Above: Mayor LaGuardia presenting his weekly WNYC radio show from Gracie Mansion. He would carry on the tradition at his Riverdale home.

Fiorello LaGuardia, among the greatest mayors ever in New York history, died on this date, September 20, 1947, at his home in the Riverdale neighborhood of the Bronx. He arrived at the lovely four-story Tudor home directly from Gracie Mansion, where he served three consecutive mayoral terms. This mansion at 5020 Goodridge Avenue, constructed in 1914-15, was built for famed magazine illustrator Arthur I. Keller.

Retiring from politics, LaGuardia resided at the quiet mansion with his wife and two teenage children, broadcasting a weekly national radio program from his office and occasionally playing host to visitors like Robert Moses.

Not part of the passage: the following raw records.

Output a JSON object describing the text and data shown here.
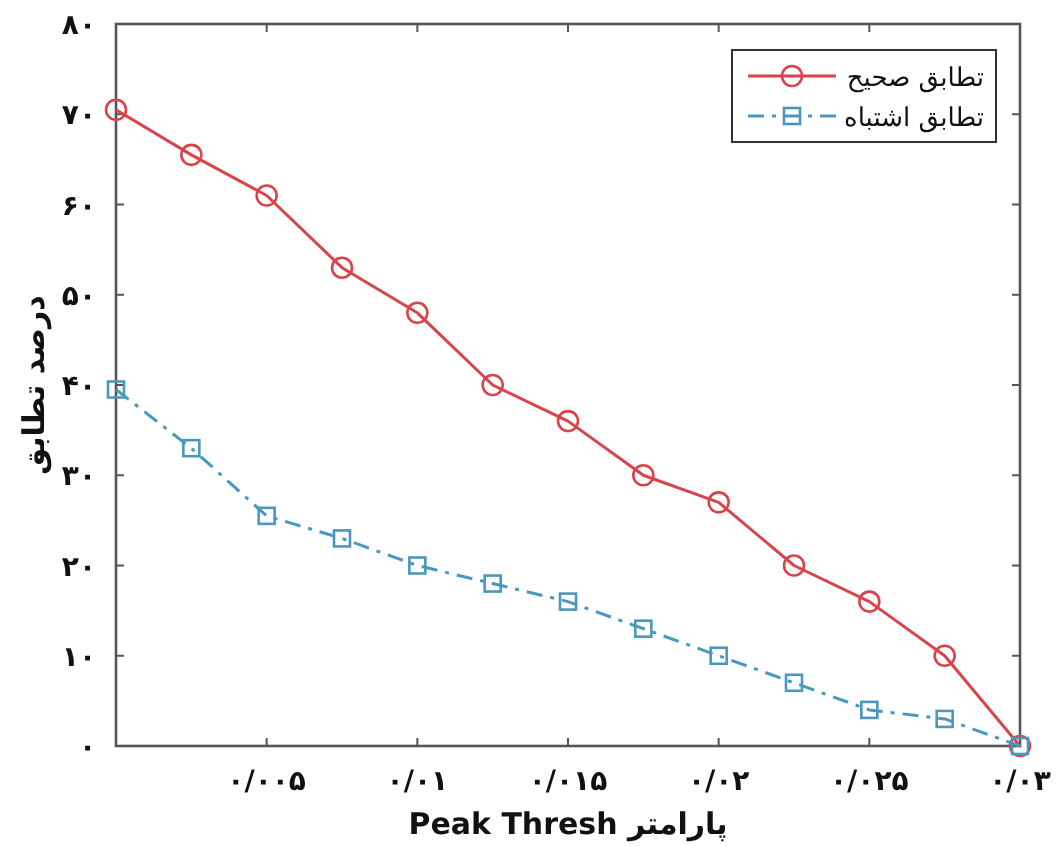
{
  "chart_data": {
    "type": "line",
    "xlabel": "پارامتر Peak Thresh",
    "ylabel": "درصد تطابق",
    "categories": [
      null,
      null,
      "۰/۰۰۵",
      null,
      "۰/۰۱",
      null,
      "۰/۰۱۵",
      null,
      "۰/۰۲",
      null,
      "۰/۰۲۵",
      null,
      "۰/۰۳"
    ],
    "series": [
      {
        "name": "تطابق صحیح",
        "color": "#d9434b",
        "marker": "circle",
        "line_style": "solid",
        "values": [
          70.5,
          65.5,
          61,
          53,
          48,
          40,
          36,
          30,
          27,
          20,
          16,
          10,
          0
        ]
      },
      {
        "name": "تطابق اشتباه",
        "color": "#4a98bd",
        "marker": "square",
        "line_style": "dashdot",
        "values": [
          39.5,
          33,
          25.5,
          23,
          20,
          18,
          16,
          13,
          10,
          7,
          4,
          3,
          0
        ]
      }
    ],
    "ylim": [
      0,
      80
    ],
    "yticks": [
      {
        "value": 0,
        "label": "۰"
      },
      {
        "value": 10,
        "label": "۱۰"
      },
      {
        "value": 20,
        "label": "۲۰"
      },
      {
        "value": 30,
        "label": "۳۰"
      },
      {
        "value": 40,
        "label": "۴۰"
      },
      {
        "value": 50,
        "label": "۵۰"
      },
      {
        "value": 60,
        "label": "۶۰"
      },
      {
        "value": 70,
        "label": "۷۰"
      },
      {
        "value": 80,
        "label": "۸۰"
      }
    ],
    "grid": false,
    "legend": "top right"
  }
}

Less than 15 years later, the old LaGuardia home fell into some very curious ownership.

Prolific science fiction author Robert Silverberg crafted pulpy space fiction like Revolt on Alpha C and The Dawning Light right out of graduating from Columbia University in 1956. But he also spent those early years churning out stacks of cheap erotic novels for quick cash, so many and so successfully apparently that, at just age 26, he was able to purchase LaGuardia’s last home in 1961 and transform it into his own inspiration point. He penned several more sci-fi fantasies from this house, including the notable (and sexually charged) Thorns.

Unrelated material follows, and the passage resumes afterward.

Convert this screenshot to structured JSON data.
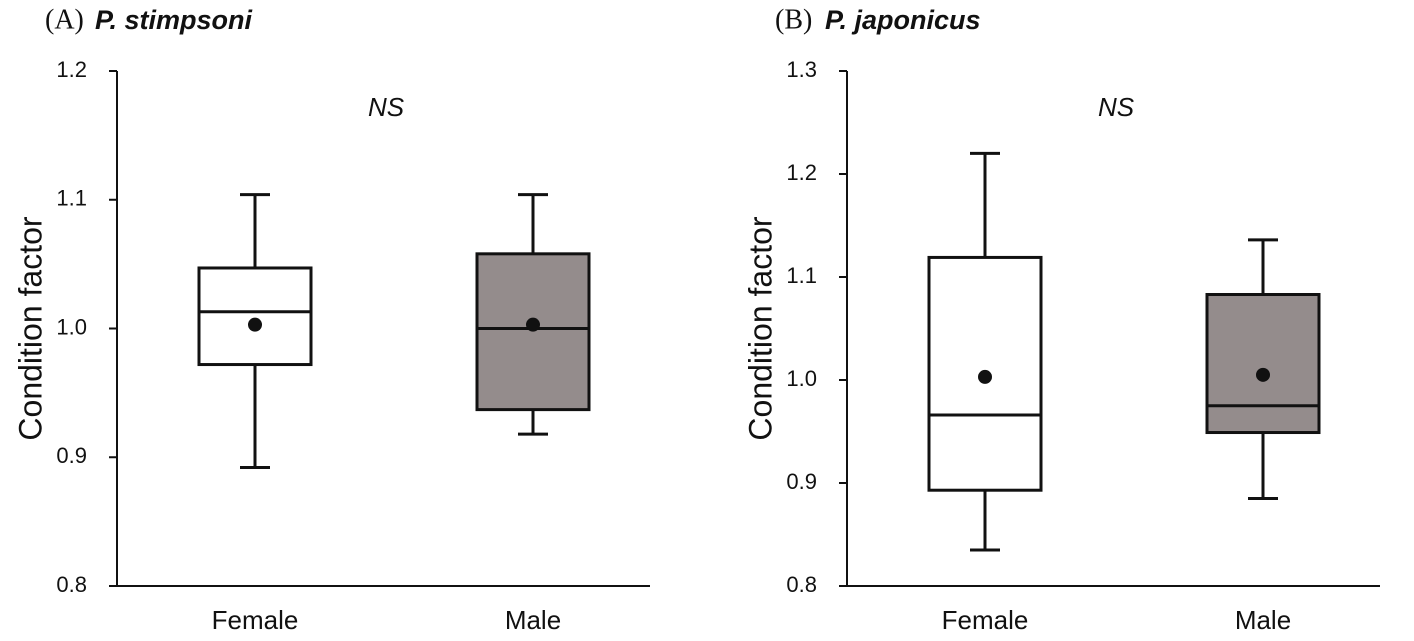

The author also wrote (under a pen name) the manual Sophisticated Sex Techniques in Marriage while living here.

Silverberg gave a little nod to the neighborhood in his 1972 novel The Book of Skulls: “How unreal the whole immortality thing seemed to me now, with the jeweled cables of the George Washington Bridge gleaming far to the southwest, and the soaring bourgeois towers of Riverdale hemming us on to the right, and the garlicky realities of Manhattan straight ahead.”